Since September 2014 Australia’s largest specialist working capital finance provider has engaged specialist research firm East & Partners to conduct six monthly polls of 1200 small to medium enterprise leaders across all states and key industries (for key results summary, see following page).

Scottish Pacific CEO Peter Langham said the latest results show that SME confidence has taken a hit despite the resilience of the sector, which according to ABS statistics employs almost half of the 10.7 million Australians in the workforce.

“Over the past two years, SMEs predicting revenue decline have almost doubled (13.2 to 24.2 percent), while those predicting increases have halved their growth forecasts (8.6 to 4 percent),” Langham said.

For the first time since the Index began, SMEs forecasting positive growth (48.4 percent) are outnumbered by SMEs forecasting negative growth or no change (51.6 percent).

“The current environment is clearly placing pressure on Australia’s small to medium business community,” Langham said.

“SMEs nominated cash flow as the most stressful element of business. They cited credit conditions as a key barrier to growth. With the Index highlighting that cash flow keeps 72.5 percent of respondents awake at night, it’s crucial for these leaders to find the right funding to support their business,” Mr Langham said.

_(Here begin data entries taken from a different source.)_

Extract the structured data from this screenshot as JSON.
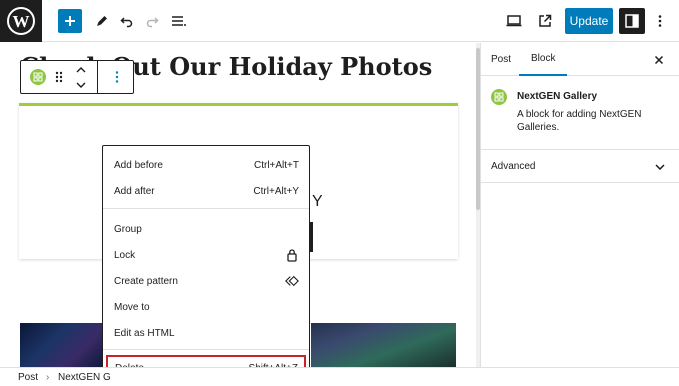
{
  "toolbar": {
    "update_label": "Update"
  },
  "editor": {
    "post_title": "Check Out Our Holiday Photos",
    "block_fragment": "Y"
  },
  "menu": {
    "items": [
      {
        "label": "Add before",
        "shortcut": "Ctrl+Alt+T"
      },
      {
        "label": "Add after",
        "shortcut": "Ctrl+Alt+Y"
      },
      {
        "label": "Group",
        "shortcut": ""
      },
      {
        "label": "Lock",
        "shortcut": "",
        "icon": "lock-icon"
      },
      {
        "label": "Create pattern",
        "shortcut": "",
        "icon": "pattern-icon"
      },
      {
        "label": "Move to",
        "shortcut": ""
      },
      {
        "label": "Edit as HTML",
        "shortcut": ""
      },
      {
        "label": "Delete",
        "shortcut": "Shift+Alt+Z",
        "highlighted": true
      }
    ]
  },
  "breadcrumb": {
    "post": "Post",
    "block": "NextGEN G"
  },
  "sidebar": {
    "tabs": [
      {
        "label": "Post",
        "active": false
      },
      {
        "label": "Block",
        "active": true
      }
    ],
    "block_title": "NextGEN Gallery",
    "block_description": "A block for adding NextGEN Galleries.",
    "advanced_label": "Advanced"
  },
  "colors": {
    "accent": "#007cba",
    "gallery_icon": "#8ec641",
    "block_border": "#9fce3c",
    "delete_highlight": "#c8232c",
    "dark": "#1e1e1e"
  }
}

“Businesses are increasingly looking beyond the banks to fund growth and to help ease cash flow concerns. From this time last year, there has been a 30 percent increase in SME owners planning to fund their growth using a specialist non-bank lender, with one in five now indicating their intention to do so.”

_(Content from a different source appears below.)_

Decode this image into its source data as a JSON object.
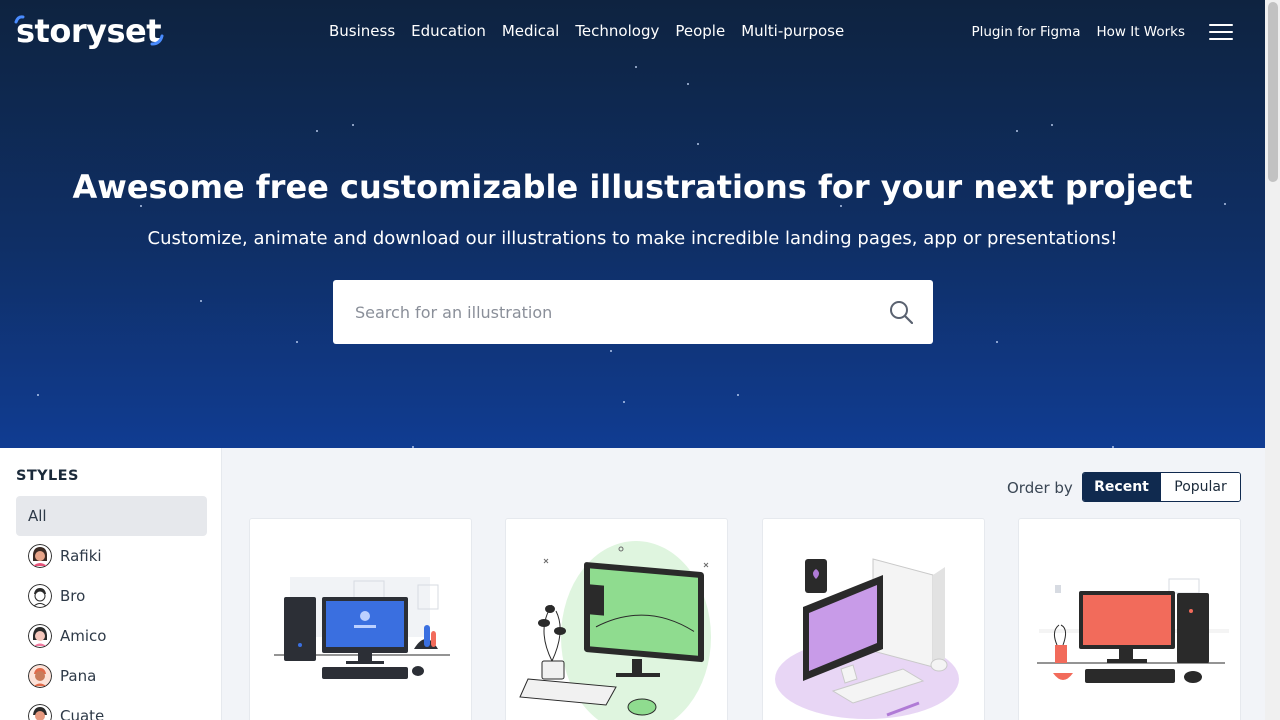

Langham said SME Growth Index surveying took place in July and August, in the aftermath of the Federal Election and UK Brexit referendum. While uncertainty around these events may have influenced some responses, the results were a timely reminder to governments, industry bodies and financial institutions of the importance of having the right regulatory and funding systems in place to stimulate and support the nation’s vital SME sector.